Georgia’s new staff began the same way in December 2015: glitz-and-glamour of helicopter rides, visiting top prospects from across the country and using the pitch of becoming an upper-echelon program. For Georgia, it worked. After one 8-5 season, the Bulldogs are among the nation’s best and are set to compete for national titles in nearly every season.
“(Smart) has a track record, and you can’t deny where he comes from,” Georgia defensive tackle Julian Rochester said. “He has the accolades and knows what he’s doing. You follow along with it.”
While Collins hasn’t seen the results of a top-rated class while Smart has three, there are signs of Georgia Tech reaching the level of its foe in Athens. In the past week, the Yellow Jackets signed Rome four-star running back Jamious Griffin and Miami transfer wide receiver Marquez Ezzard (formerly a four-star out of Stockbridge). Those were both Georgia recruiting targets at one time, and Ezzard was a Bulldogs’ priority.
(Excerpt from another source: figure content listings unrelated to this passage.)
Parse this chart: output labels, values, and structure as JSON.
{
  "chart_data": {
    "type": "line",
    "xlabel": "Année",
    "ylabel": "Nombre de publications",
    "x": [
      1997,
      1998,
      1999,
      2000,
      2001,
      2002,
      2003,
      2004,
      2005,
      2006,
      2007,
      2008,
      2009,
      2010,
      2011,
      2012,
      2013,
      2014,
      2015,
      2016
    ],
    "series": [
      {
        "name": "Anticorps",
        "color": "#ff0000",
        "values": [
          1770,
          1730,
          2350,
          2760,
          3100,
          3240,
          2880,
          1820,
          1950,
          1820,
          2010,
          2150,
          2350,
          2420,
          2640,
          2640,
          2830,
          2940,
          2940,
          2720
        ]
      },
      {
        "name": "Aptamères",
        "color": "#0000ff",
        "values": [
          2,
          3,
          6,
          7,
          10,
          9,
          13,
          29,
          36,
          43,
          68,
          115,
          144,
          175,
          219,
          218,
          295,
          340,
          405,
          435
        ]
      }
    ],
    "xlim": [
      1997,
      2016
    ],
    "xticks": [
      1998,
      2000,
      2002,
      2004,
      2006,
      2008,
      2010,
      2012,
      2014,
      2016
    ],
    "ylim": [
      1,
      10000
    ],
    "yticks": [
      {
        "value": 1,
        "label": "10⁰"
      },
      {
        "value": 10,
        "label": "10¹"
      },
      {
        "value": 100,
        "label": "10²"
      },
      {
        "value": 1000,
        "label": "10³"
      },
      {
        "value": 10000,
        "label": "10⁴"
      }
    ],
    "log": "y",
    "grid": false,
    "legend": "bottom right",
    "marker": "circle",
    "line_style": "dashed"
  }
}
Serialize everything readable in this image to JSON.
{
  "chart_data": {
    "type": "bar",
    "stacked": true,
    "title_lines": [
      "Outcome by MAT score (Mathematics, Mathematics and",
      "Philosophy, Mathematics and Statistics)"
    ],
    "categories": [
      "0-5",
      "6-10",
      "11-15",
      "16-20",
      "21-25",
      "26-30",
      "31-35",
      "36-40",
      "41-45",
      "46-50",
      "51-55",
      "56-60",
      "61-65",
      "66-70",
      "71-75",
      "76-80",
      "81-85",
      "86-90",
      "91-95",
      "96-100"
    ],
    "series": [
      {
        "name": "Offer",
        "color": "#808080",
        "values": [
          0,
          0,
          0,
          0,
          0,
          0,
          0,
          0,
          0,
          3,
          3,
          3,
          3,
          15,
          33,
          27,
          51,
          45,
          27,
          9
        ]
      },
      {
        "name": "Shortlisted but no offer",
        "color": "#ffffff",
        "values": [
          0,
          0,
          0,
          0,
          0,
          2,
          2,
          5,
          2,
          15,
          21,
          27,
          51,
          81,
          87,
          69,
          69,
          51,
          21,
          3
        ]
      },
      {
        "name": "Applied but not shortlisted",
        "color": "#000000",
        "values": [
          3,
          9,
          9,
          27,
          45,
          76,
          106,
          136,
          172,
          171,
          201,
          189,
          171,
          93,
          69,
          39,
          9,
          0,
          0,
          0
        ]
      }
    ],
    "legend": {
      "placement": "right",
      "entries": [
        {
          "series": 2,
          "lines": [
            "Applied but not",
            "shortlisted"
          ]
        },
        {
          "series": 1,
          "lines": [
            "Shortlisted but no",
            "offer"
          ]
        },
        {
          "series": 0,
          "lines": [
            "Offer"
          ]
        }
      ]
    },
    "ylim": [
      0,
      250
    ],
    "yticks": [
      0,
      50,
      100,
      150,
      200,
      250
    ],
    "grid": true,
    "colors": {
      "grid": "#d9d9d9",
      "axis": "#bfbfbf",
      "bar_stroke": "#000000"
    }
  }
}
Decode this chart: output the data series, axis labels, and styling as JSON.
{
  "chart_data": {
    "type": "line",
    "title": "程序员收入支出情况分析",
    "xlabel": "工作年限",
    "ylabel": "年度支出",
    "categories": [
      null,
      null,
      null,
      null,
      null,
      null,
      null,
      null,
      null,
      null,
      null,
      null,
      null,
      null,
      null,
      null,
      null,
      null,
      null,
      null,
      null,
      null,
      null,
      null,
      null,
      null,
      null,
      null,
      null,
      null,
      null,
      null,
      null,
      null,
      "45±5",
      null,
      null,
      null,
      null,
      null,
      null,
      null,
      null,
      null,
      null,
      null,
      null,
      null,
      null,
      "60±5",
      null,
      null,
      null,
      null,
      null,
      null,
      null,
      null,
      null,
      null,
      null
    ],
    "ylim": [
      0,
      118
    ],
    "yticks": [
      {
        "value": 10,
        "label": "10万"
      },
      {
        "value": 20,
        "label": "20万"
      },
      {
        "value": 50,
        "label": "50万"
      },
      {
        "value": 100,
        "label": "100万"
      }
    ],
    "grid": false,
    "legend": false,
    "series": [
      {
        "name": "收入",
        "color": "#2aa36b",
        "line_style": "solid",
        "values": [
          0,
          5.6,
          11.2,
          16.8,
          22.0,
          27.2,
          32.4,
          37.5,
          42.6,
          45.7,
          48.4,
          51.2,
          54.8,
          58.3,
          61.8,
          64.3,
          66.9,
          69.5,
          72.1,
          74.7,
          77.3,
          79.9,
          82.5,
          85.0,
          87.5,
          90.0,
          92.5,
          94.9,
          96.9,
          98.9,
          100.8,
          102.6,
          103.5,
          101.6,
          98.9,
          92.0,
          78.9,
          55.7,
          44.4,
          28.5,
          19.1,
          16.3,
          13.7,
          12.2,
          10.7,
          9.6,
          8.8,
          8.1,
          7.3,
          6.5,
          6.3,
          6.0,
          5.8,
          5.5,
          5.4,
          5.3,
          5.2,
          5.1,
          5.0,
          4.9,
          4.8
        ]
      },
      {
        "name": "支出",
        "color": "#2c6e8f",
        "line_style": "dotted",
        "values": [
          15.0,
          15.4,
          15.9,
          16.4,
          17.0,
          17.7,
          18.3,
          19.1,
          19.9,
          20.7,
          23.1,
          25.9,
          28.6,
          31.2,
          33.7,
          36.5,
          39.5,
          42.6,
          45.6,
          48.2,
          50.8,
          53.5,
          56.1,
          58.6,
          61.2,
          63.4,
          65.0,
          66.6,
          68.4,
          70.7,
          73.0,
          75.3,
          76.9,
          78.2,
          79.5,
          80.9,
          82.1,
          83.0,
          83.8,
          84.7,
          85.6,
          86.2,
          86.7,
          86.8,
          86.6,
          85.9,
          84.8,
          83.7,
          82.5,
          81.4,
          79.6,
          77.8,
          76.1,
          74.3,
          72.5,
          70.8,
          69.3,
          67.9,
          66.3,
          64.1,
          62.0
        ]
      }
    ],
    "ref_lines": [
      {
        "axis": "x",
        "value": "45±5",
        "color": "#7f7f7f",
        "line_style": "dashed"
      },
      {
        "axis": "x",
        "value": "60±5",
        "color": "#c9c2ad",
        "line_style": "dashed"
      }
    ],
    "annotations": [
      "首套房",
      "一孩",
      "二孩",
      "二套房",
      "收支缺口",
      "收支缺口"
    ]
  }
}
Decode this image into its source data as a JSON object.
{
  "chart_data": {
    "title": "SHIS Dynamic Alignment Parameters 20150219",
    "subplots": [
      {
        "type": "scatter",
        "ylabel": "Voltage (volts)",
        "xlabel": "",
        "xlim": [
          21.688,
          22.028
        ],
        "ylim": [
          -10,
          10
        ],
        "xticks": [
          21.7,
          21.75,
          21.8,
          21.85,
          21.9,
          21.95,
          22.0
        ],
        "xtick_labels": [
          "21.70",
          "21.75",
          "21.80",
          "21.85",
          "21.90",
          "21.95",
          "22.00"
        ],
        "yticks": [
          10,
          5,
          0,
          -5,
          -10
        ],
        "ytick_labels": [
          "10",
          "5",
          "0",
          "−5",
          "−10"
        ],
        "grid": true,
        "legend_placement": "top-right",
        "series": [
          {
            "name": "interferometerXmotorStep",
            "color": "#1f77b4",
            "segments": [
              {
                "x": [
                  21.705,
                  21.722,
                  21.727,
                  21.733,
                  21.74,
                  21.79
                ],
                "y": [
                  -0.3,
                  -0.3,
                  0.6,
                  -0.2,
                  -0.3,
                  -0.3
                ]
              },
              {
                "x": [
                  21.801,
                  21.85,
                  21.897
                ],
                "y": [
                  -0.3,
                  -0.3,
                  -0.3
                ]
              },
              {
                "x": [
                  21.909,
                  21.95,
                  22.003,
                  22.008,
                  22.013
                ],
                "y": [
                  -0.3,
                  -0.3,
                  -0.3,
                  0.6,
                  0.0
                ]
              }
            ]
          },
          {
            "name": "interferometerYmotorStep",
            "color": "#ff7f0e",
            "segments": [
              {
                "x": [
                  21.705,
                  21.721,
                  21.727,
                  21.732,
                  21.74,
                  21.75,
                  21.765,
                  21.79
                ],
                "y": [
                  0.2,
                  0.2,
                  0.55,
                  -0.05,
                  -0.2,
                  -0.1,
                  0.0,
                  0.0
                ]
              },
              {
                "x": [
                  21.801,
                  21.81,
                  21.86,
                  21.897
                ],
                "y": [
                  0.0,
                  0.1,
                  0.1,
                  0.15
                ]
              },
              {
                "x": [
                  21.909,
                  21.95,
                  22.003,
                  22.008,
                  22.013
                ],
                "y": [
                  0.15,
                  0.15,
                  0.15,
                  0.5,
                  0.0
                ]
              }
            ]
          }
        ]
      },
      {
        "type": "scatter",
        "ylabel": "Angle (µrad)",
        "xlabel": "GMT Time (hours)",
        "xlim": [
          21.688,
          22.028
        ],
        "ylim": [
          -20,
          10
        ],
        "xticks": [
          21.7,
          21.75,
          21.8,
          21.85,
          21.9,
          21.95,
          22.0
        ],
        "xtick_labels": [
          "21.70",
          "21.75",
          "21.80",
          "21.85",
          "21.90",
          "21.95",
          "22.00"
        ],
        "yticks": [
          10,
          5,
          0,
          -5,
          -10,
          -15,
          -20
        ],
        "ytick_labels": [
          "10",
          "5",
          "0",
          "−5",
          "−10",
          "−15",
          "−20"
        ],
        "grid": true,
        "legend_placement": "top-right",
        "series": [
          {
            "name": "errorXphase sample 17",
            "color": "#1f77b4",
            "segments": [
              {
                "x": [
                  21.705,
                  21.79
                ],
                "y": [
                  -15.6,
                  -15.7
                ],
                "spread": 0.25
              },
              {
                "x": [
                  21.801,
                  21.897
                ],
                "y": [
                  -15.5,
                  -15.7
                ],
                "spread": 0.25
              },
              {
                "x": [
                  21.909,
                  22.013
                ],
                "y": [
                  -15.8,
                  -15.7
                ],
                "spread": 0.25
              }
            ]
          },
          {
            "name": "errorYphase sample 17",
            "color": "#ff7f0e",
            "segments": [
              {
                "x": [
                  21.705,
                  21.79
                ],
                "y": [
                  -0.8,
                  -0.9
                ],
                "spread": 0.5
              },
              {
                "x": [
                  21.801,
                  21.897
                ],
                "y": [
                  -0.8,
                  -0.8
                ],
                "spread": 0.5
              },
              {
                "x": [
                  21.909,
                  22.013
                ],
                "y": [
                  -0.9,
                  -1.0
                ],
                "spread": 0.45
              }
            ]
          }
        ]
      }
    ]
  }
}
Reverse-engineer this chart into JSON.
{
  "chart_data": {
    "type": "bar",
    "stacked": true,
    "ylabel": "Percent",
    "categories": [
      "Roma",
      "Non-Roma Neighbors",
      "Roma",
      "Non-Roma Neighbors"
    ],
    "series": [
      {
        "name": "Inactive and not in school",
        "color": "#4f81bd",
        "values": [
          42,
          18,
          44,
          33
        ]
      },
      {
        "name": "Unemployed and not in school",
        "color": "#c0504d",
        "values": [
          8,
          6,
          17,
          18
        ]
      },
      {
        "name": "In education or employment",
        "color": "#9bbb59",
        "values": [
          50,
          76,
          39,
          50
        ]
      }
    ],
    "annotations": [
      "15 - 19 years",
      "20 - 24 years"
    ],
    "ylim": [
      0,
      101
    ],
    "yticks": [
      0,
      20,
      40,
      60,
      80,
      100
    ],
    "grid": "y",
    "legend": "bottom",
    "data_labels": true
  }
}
Both programs were in final contention for three-star tight end Brett Seither, and Georgia landed his services.
Georgia Tech’s early success stems from a revived philosophy, which athletic director Todd Stansbury said was a key part in hiring Collins.
“Our brand should be as strong as anywhere in the country, and it’s going to be,” Collins said. “We will evaluate talent and leave no stone unturned. Wherever there’s an elite player, we will actively recruit them.”
Georgia and Georgia Tech will begin a revived rivalry with head coaches determined to be among the best. While they’ll go against each other on a number of occasions (the first on Nov. 30 in Atlanta), their triumphs can be traced back to when they were once together.
“They’re both cut out of the same mold,” Alles said. “... Geoff will take it to the next level. It wouldn’t surprise me if he became as competitive as Alabama or Georgia.”